Bivying on a big route
Despite the amazing position and surrounding beauty, trying to sleep on a steep buttress on the North Face of Waddington is definitely Type II fun (fun only in retrospect, not fun while it’s happening). On the McNerthney Pillar, we bivied twice on route and once on the descent, so we refined our systems for maximum efficiency and comfort. Melting snow and ice to rehydrate and eat is a time killer and putting someone on this duty right away can mean adding significant sleep time. Searching out a bivy site, chopping out snow and ice, adjusting rocks to make it as flat as possible can be a perfect one-person task.

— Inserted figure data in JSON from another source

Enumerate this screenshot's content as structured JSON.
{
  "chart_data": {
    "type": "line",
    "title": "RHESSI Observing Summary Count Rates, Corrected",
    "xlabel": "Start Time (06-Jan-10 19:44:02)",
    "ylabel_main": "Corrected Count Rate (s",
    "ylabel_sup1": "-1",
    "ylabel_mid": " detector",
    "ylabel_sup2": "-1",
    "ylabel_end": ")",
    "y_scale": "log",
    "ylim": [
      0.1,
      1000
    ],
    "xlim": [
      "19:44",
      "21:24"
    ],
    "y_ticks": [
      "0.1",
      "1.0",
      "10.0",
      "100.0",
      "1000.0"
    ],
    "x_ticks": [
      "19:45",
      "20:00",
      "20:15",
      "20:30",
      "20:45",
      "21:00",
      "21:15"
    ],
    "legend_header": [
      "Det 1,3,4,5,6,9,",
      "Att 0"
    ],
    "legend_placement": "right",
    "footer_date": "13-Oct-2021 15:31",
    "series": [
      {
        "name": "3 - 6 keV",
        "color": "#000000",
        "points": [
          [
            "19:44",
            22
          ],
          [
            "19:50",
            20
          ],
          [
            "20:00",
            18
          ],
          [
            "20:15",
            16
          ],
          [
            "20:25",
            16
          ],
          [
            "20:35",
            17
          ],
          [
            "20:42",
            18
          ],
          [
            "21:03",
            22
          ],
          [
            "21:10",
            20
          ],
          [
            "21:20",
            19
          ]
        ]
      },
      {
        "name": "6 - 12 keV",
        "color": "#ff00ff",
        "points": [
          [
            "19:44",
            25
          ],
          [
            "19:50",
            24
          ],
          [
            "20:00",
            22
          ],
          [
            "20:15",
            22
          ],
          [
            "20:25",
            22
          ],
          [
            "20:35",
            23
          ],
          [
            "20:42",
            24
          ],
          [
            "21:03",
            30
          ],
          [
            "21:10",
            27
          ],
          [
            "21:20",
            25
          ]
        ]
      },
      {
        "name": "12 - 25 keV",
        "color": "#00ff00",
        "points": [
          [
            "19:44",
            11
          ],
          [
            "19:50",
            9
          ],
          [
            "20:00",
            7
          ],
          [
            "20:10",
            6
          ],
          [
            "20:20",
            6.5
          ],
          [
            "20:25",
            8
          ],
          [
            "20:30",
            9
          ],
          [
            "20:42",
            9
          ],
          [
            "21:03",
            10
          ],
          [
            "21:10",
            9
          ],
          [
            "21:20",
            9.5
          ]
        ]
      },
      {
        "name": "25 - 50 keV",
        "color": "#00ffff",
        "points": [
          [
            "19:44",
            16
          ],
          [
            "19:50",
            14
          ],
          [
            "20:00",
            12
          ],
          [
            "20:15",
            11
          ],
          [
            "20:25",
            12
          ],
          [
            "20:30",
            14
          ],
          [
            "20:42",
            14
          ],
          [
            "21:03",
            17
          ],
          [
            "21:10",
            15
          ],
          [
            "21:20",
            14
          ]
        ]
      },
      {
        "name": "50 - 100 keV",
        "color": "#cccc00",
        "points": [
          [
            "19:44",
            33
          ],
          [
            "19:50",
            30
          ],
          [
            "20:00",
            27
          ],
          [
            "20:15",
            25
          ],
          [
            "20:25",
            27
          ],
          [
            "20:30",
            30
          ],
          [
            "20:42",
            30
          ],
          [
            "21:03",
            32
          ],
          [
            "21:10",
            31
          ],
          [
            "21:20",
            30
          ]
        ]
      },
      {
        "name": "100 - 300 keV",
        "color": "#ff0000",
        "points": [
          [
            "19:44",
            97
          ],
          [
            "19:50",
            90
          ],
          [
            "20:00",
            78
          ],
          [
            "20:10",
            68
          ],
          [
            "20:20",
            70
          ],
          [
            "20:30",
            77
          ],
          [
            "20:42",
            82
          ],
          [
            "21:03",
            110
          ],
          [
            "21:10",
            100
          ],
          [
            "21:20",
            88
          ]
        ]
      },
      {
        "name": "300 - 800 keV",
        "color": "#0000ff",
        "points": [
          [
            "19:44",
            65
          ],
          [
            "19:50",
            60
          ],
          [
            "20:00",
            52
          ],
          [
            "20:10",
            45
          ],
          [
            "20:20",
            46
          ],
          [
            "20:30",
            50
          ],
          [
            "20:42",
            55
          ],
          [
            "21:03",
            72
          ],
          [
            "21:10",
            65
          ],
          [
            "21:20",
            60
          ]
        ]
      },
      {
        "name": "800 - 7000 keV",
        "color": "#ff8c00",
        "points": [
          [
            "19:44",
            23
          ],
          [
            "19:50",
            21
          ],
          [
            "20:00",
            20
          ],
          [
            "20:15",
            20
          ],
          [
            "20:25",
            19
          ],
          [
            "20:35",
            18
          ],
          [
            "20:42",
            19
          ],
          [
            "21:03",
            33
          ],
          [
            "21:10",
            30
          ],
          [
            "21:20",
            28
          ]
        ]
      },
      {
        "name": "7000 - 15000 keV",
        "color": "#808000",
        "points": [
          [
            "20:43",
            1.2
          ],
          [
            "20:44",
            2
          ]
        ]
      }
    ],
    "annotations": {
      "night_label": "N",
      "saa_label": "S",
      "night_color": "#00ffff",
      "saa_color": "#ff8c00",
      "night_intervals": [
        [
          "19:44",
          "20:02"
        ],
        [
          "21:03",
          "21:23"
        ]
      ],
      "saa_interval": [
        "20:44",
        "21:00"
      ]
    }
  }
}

The last person can handle organizing sleeping gear, hanging the rack for the next day, and pitching in to help when someone needs another hand.
Safety in numbers
A party of three in big alpine terrain can have huge advantages. Glacier travel is generally safer with three, and certainly pulling off crevasse rescue with three versus two is much more realistic. And if the unthinkable happens and someone gets really hurt on route, high angle rescue and evacuation scenarios can be simplified and expedited tremendously with the help of a third person.
Share the experience
Perhaps most importantly, a third provides another to share the experience with. With just two, it’s not uncommon on serious routes to enter into a “get-it done” phase that means hyper-efficiency and hyper-concentration. Clearly these are important, but sometimes all that focus takes a little away from the overall experience. It is supposed to be fun, right? When working well, the dynamic of three can be a real blast; a triad of personalities melds for each person to take turns at all the roles from leading, to support, to motivator or adding comic relief!
Our team was lucky in many ways to pull off our ascent and we have each other to thank for strong efforts, great teamwork and good attitudes. The camaraderie we gained through this experience will last us for a lifetime!